Uma mão puxa Menára pelo braço. É Sônia que deixando revelar seu lado com menos pele, diz que a próxima sala os espera. Os conduz agora mancando bruscamente de uma perna. Os sons entrecortados ao fechamento da porta, como um frigorífico, vão lentamente desaparecendo.

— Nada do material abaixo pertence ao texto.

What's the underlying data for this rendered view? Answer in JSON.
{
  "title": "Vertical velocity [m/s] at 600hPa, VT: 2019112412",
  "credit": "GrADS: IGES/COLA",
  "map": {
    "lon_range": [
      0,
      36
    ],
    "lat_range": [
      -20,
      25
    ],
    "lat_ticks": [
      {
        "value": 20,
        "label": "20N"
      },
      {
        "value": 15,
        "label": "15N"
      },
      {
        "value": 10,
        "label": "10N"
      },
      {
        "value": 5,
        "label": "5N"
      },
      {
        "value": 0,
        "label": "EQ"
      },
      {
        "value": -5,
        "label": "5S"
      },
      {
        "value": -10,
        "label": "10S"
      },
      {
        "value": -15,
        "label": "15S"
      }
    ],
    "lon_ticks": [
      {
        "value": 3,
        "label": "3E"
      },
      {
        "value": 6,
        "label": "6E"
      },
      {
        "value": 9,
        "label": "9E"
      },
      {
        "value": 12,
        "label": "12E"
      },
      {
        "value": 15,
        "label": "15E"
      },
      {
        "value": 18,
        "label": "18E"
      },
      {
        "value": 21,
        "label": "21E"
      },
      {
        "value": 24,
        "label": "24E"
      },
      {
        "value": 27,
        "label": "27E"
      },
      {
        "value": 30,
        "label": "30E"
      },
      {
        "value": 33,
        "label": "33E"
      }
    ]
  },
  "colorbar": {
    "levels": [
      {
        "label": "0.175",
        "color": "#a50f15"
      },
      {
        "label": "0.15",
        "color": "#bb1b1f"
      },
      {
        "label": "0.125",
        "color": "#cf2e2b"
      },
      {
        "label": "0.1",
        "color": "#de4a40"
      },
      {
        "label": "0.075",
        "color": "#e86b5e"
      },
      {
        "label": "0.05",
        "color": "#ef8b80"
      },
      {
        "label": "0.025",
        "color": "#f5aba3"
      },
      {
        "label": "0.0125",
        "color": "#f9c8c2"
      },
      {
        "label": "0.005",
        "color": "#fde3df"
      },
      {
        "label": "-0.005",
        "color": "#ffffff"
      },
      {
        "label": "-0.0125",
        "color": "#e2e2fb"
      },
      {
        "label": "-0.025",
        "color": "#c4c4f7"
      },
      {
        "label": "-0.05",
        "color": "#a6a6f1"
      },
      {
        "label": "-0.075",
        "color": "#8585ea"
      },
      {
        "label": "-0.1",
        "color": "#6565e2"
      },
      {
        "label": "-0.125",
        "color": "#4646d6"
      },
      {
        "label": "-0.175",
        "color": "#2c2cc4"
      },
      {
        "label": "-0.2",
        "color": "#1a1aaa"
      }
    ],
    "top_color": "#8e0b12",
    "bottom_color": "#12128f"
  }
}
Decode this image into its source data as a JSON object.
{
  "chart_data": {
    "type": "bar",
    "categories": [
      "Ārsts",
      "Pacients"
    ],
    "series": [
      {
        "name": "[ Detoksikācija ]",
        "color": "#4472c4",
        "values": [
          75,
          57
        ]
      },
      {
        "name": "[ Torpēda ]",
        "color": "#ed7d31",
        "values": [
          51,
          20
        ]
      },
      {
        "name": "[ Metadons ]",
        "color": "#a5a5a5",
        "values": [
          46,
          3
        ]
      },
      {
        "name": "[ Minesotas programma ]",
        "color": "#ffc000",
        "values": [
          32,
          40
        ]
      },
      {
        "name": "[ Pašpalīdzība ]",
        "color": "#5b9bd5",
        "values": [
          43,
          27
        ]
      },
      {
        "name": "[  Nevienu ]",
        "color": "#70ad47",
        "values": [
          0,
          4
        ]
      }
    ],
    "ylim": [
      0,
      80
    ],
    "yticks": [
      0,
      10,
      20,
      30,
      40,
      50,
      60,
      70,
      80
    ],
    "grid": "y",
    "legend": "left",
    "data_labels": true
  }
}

O cheiro é cambiante e o ambiente esfumaçado, luz subexposta, suspiros profundos. O novo espaço vai se revelando aos poucos à retina. Menára percebe que o ambiente anterior era um peep show desse novo. Aos poucos a neblina ia revelando os rostos em close. Logo aparece uma senhora com os olhos à Carmem Maura, levanta o seu vestido, revelando uma vagina como a terra de Marte, pulsando. Na mão esquerda um pedaço de vidro ela fazia desferir golpes lancinantes nas periferias de sua vagina. Ouve-se um grito e Menára volta-se para rever uma cena igual a que a tinha feito desistir de continuar a assistir à “Pequeno Grande Homem” do Arthur Penn. Um homem corpulento sendo suspendido somente pelos mamilos. Sentiu vertigem. Arthur sentou numa mesa junto a um homem que praticava um achatamento do Pênis. Mulheres apagando pontas de cigarro em mamilos, homens acendendo velas no ânus. Menára se lembrou das palavras de Sônia e começou a ouvir Strauss tocando. Começou a perceber os incríveis tons de magenta que misturados com o alto contraste de luz e sombra lembravam um Whistler.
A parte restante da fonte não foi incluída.